Moscow, 18 August 2005 (RFE/RL) -- Russian and Chinese military commanders marked the launch of the exercises today by laying wreaths at a World War II memorial in Vladivostok.
The drill, dubbed Peace Mission 2005, will simulate a scenario in which troops are deployed to restore order in a third country torn by massive ethnic unrest.
The maneuvers will take place mainly in the Yellow Sea and culminate on China's Shandong Peninsula.
They will involve as many as 10,000 soldiers -- mostly Chinese -- as well as 140 naval ships and submarines, Russian Tu-22M long-range bombers, and Tu-95 strategic bombers.
General Liang Guanglie, the chief of the Chinese Army's General Staff, told a news conference in Vladivostok today that the drill is intended to strengthen the capability of the two armed forces in jointly fighting terrorism and extremism.

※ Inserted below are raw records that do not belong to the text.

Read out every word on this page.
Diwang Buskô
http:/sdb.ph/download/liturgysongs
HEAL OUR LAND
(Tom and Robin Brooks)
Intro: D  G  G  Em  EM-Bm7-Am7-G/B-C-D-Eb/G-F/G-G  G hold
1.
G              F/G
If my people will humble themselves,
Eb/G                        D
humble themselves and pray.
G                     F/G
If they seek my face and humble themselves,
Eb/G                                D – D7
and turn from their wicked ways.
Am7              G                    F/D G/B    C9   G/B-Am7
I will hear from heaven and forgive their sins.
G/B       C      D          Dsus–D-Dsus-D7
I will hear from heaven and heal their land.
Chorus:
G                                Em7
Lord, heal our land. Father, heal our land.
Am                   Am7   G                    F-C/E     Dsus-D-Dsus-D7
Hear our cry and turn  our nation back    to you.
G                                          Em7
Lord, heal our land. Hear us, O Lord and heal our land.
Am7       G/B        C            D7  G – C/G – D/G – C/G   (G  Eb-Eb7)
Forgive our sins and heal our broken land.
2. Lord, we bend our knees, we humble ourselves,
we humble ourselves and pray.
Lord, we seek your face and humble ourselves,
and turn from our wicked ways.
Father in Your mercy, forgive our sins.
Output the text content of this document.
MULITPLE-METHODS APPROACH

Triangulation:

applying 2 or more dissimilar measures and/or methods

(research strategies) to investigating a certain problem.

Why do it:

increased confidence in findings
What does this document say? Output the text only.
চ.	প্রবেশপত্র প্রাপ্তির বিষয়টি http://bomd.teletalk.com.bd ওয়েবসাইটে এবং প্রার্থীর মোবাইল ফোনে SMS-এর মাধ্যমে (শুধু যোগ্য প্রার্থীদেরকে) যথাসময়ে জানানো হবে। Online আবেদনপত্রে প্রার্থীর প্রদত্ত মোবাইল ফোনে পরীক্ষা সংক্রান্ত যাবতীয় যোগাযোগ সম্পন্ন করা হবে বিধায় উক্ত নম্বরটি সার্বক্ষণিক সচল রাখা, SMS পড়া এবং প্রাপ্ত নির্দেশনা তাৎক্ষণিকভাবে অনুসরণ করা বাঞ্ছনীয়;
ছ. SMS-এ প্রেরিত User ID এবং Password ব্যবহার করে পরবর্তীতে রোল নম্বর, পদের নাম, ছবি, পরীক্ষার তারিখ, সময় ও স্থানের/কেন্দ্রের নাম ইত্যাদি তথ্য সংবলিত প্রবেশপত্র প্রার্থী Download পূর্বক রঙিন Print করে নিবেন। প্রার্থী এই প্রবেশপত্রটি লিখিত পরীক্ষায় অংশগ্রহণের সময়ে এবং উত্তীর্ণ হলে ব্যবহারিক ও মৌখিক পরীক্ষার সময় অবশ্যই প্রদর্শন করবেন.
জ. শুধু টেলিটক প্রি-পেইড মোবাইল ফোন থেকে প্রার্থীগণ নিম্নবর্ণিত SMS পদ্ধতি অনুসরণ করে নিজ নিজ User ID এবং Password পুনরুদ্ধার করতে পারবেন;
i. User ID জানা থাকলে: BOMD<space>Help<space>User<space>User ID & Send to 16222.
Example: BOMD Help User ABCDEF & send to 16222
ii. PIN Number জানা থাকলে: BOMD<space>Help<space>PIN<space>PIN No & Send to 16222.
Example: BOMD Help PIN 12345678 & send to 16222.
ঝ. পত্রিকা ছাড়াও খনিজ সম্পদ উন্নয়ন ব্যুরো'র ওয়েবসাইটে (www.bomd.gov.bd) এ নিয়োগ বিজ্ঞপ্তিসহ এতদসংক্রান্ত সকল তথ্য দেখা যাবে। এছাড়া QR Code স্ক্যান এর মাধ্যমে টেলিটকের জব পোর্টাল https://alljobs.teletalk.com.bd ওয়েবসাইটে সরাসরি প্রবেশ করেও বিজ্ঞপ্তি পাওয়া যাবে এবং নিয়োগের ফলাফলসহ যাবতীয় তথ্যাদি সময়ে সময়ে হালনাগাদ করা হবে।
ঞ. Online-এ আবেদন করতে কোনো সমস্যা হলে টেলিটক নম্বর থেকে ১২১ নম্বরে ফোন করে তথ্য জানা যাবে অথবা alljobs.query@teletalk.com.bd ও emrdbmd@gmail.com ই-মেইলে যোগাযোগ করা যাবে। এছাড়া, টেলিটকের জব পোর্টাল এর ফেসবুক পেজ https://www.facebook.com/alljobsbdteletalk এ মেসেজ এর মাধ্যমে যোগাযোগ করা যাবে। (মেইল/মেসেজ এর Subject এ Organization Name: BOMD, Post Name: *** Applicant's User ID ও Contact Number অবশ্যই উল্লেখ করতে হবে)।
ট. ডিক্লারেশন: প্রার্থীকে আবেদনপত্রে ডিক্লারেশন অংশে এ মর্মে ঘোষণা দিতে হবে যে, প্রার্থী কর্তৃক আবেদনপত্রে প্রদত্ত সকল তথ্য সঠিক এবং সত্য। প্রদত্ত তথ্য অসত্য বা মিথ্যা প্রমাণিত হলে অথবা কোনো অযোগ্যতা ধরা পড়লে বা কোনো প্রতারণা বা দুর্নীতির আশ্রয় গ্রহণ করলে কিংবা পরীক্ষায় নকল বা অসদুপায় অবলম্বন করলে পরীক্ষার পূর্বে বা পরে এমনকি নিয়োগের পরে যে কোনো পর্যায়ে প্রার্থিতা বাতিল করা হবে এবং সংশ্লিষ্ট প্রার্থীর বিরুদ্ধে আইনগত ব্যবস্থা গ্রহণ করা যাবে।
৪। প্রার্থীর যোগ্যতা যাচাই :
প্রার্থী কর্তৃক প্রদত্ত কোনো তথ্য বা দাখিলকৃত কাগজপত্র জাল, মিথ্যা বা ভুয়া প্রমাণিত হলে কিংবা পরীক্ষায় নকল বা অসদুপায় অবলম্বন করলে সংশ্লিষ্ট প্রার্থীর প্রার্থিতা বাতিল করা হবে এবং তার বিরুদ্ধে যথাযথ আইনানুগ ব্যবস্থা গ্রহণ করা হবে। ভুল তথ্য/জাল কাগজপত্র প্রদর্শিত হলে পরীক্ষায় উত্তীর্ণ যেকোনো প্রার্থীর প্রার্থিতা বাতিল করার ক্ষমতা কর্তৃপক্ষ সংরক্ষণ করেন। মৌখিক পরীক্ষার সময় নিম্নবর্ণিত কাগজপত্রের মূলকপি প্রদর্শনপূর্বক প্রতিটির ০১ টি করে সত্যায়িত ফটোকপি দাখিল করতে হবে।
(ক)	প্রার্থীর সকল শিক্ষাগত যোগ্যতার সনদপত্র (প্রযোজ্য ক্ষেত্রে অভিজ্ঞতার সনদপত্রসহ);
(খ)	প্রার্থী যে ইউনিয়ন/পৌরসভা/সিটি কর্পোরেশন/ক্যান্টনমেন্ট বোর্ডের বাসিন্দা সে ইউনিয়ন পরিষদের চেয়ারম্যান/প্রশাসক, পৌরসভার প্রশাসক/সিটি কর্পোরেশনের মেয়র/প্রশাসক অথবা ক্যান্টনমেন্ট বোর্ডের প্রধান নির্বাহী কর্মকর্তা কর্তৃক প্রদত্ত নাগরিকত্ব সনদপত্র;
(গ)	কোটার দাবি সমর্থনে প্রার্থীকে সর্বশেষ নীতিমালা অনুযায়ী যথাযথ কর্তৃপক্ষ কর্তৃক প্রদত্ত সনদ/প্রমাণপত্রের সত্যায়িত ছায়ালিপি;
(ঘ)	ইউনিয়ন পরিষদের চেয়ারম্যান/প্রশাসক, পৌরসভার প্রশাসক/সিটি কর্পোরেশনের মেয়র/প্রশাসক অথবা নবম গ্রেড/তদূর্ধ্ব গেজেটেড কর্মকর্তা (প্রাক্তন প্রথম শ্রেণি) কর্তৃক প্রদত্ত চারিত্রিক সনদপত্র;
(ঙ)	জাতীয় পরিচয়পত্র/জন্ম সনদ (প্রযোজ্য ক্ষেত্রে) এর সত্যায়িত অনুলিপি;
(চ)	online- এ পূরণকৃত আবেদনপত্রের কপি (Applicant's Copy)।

His Russian counterpart, Colonel General Yurii Baluyevskii, said the drill will help both countries protect stability in the region.
"The main aim of these exercises is to ensure the training, to ensure the readiness of the structures in charge of the subdivisions taking part from the armed forces of the Russian Federation and the People's Republic of China, precisely in order to counter the challenges we face today in the Asia-Pacific region, and in the world as a whole," Baluyevskii said.
"The main aim of these exercises is to ensure the training, to ensure the readiness of the structures in charge of the subdivisions taking part from the armed forces of the Russian Federation and the People's Republic of China, precisely in order to counter the challenges we face today in the Asia-Pacific region, and in the world as a whole."
The joint exercises, Baluyevskii added, underline the growing ties between Russia and China.
"Today, the development of relations with the People's Republic of China occupies a key position in the foreign political relations of our state, our armies and our peoples," Baluyevskii said.
Baluyevskii also stressed the maneuvers were not meant to intimidate any third country.
Both Moscow and Beijing have been eager to dispel U.S. fears that the exercises are aimed at creating a Russian-Chinese military union.
The United States views with distrust the strengthening ties between the two nations. Moscow and Beijing have developed what they call a strategic partnership to oppose what they perceive as U.S. domination in global affairs.
Russia and China are also seeking to check the presence of the United States in Central Asia and to consolidate their own influence in the volatile region.
Also on hand for the drill are member-state observers from the Shanghai Cooperation Organization -- a security group that comprises Russia, China and four of the five Central Asian states. Their presence has further fueled speculation that the exercises are intended as a message to Washington to stay away from the region.
The military drill has also sparked worries in the United States that China might be preparing for a possible surprise strike against Taiwan before other countries can intervene. Beijing has vowed to attack Taiwan if the island formally declares its independence.
Ivan Safranchuk, the director of the Moscow-based Center for Defense Information, said the military exercises are certainly part of China and Russia's efforts to show the West they are solid partners.
"From a political point of view, I would not say this [drill] is taking an anti-American or anti-Western position," Safranchuk said. "But it demonstrates that Russia and China can be close partners."
Military experts were also downplaying the practical military objectives of the drill itself.
Many said it is more of a commercial opportunity for Russia to showcase its military hardware to China, the world's top purchaser of Russian armaments and equipment.
"For the Chinese side, these exercises are needed to gain experience in the use of the military technology it is buying from Russia," Safranchuk said. "For Russia, accordingly, these exercises are an opportunity to show China the capabilities of the equipment it is buying, but also that of the equipment Russia would like to sell to China in the future."
Beijing might be particularly interested in acquiring sensitive military equipment and technologies that Moscow has so far refused to sell. Experts said the inclusion of Russian strategic and long-range bombers in the drill is no coincidence.
Over the past decade, massive Russian arms sales to China have favored the development of bilateral cooperation. According to estimates by the Moscow-based Center for Analysis of Strategies and Technologies, Russia has been delivering an annual average of $2 billion worth of arms to China since 2000, including fighter aircraft, submarines, and destroyers.